Bu soruların iki önemli noktası var: 1. Çocuklarınızla sürekli zaman geçiriyor olmanıza rağmen bu dinamiğin sorumluluğunun kendilerinde olduğunu hissettiklerinde aslında bu güvensizlik hissini besliyor. Neden? Çocuklar (özellikle de 3 yaşında olan) ilişki için yetişkinlerin peşinden koşan olmamalıdırlar. Bu sorumluluk, kesin olarak hayatlarındaki yetişkinlerin elinde olmalı. Çocuklarınız evin içinde sürekli peşinizde olduklarında, size duydukları ihtiyaç ve güvensizlik hisleri artar.
Bu yüzden aile içinde ilişki kurmanın kimin sorumluluğunda olduğu üzerine bir düşünün. Kendinize şunu sorun: “Ne yaptığımızın, nasıl ve ne zaman yaptığımızın kontrolü onların elinde mi?” Eğer cevabınız “evet” ise çocuklarınızın bardaklarının asla dolmayacağında emin olabilirsiniz.
Bunun önüne geçmeli ve ilişkiye liderlik etmelisiniz. Ne oynayacağınıza, kiminle oynayacağınıza ve ne kadar süre oynayacağınıza siz karar verin. Eğer çocuğunuz Uno oynamaya bayılıyorsa, “Bütün gün akşam olsa da seninle Uno oynasam diye düşündüm!” deyin mesela. Bu şekilde oyunun orkestra şefi siz oluyorsunuz. Biraz rol yapmanız gerekse de bunun da tadını çıkarın.
İkinci önemli şey ise biraz gözyaşı dökülmesi gerektiği. Oyunun sorumluluğunu elinize aldıysanız ve harika vakit geçiriyorsanız, çocuklar oyunun sonsuza dek sürmesini isteyeceklerdir. Belli bir zaman koymak ve oyuna son vermek onları üzecektir. Bunda sorun yok, gayet normal bir şey. Amacınız onları asla ağlatmamak olmamalı. Amacınız gözyaşını beklemek ve bunun normal olduğunu çocuklarınızın bilmesini ve hissetmesini sağlamak olmalı.
Bu, teknolojiye sınır koyduğunuzda da olacaktır (korkarım daha da fazla). Zaman dolduğunda teknolojiye son vermek, her çeşit dramı ortaya çıkarır.
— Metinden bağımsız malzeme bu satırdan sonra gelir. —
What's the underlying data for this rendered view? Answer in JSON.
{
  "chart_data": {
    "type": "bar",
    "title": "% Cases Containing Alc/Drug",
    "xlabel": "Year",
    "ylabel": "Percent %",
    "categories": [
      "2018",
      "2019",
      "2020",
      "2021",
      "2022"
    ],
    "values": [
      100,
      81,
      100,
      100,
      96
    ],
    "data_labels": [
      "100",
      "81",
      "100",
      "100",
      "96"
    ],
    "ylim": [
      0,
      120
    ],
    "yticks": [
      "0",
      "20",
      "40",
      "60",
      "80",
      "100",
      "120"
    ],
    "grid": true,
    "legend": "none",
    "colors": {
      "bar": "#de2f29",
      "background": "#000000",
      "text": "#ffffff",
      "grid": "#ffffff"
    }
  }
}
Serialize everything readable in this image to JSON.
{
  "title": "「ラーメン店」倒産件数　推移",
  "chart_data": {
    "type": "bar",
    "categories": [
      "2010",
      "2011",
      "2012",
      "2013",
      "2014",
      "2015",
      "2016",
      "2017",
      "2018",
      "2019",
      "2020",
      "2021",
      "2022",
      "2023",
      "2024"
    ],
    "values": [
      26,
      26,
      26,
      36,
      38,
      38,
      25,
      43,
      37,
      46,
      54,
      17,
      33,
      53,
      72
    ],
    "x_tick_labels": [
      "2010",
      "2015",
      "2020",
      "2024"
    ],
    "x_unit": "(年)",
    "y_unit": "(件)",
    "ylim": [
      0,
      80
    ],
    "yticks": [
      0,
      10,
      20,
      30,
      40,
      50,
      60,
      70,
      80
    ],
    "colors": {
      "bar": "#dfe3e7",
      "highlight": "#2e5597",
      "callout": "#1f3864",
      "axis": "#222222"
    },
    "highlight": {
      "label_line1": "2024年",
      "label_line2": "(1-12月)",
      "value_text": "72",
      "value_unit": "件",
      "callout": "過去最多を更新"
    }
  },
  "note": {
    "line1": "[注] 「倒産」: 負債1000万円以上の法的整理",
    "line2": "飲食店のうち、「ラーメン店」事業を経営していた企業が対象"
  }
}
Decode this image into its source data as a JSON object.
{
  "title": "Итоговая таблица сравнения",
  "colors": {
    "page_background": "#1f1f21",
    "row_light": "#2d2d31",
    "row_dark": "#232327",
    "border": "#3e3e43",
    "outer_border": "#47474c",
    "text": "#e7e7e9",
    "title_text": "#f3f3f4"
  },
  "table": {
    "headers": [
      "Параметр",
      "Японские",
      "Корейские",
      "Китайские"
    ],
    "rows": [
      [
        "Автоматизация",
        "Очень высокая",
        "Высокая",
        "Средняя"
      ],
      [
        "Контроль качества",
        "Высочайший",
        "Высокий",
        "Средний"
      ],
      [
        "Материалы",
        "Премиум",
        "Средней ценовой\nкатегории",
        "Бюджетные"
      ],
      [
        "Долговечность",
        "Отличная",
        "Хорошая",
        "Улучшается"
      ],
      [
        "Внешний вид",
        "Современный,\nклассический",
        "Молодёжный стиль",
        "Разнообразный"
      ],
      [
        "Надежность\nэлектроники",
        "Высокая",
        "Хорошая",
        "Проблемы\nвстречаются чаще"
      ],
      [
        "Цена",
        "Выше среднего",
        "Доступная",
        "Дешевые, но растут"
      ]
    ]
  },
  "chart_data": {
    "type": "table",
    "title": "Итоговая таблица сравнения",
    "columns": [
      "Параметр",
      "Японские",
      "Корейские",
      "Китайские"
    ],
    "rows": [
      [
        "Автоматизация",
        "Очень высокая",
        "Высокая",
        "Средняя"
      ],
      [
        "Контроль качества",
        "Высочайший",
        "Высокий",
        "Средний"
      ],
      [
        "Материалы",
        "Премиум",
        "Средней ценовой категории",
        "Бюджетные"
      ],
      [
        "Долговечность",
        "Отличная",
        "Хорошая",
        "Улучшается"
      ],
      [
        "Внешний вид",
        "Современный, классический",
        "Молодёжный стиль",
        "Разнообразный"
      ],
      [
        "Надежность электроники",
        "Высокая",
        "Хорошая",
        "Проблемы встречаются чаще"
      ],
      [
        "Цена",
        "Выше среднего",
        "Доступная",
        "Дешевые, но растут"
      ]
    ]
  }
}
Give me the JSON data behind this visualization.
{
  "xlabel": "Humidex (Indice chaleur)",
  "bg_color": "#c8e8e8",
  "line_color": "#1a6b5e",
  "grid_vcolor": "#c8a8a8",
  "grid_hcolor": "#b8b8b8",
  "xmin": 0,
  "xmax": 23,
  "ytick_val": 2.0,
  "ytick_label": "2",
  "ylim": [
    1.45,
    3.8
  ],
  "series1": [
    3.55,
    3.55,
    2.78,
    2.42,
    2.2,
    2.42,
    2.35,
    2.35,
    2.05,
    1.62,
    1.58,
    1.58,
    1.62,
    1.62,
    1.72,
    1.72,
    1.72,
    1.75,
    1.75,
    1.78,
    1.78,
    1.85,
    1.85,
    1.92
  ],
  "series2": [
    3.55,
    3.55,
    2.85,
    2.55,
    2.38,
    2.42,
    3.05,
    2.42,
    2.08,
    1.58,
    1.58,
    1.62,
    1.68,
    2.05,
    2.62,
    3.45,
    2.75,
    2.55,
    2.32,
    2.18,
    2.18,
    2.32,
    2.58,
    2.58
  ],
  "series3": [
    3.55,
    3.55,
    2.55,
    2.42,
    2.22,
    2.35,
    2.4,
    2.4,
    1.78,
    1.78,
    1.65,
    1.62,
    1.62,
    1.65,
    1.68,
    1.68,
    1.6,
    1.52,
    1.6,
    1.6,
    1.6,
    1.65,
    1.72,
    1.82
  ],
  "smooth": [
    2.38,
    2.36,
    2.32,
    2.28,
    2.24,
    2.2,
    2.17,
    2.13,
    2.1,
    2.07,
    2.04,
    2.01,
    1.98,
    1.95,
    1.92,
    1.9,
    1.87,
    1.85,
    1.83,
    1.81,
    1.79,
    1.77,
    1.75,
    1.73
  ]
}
Buna hazırlıklı olun.
Bir de çocukların can sıkıntısını geçirme dramı var. Ne kadar fazla fikir ortaya atarsanız, durum o kadar kötüleşir: Çocuklar daha fazla mızmızlanır, durumu uzatır, ağlar ve yalvarırlar.
Çocuklarınızla zaten yeterince derin bir ilişki kurduysanız (ki bunun saatlerce sürmesi gerekmiyor), onların duyguları ile empati kurmanız çok anlaşılır bir durum (“Biliyorum can sıkıntısı zor”). O zaman siz de gerçek bir iş yaparak dikkatinizi dağıtın ve arada kalmaktan kurtulun.
Buradaki en önemli konu 3 yaşındaki bir çocuğun henüz çok küçük olması. Daha fazla açlık/yorgunluk/hastalık belirtisi göreceksiniz. Bu yaştaki çocukların kendi duygularını yönetme becerileri henüz oluşmamıştır. Bu yüzden bu durum, çocuğun ihtiyaçlarını karşılarken bir taraftan olgunlaşmasına izin vermek arasındaki bir dengedir. Esas olarak her çocuğun farklı bir ihtiyacı olur. Ve bu normaldir.
Son olarak şunu söylemek isterim ki iki çalışan ebeveyn olarak kendinize de ilgi göstermelisiniz. Kendi spor, arkadaş ve yalnızlık zamanlarınızı yaratmaya çalışın. Biliyorum, vizdan azabı sinsi bir şekilde sizi takip edecek ama şunu asla unutmayın: Bir Cumartesi sabahı kendinize ayıracağınız iki saat altın değerindedir. Ruh haliniz çok daha sakin ve pozitif olacak ve çocuklarınız karşısında sabırlı kalma ve onlara karşı nazik davranma beceriniz artacaktır.
Sonuç olarak ilişki kurma konusunda sürücü koltuğunda oturduğunuzdan, ağlamaktan korkmadığınızdan ve kendinize de ilgi gösterdiğinizden emin olun. Bol şans”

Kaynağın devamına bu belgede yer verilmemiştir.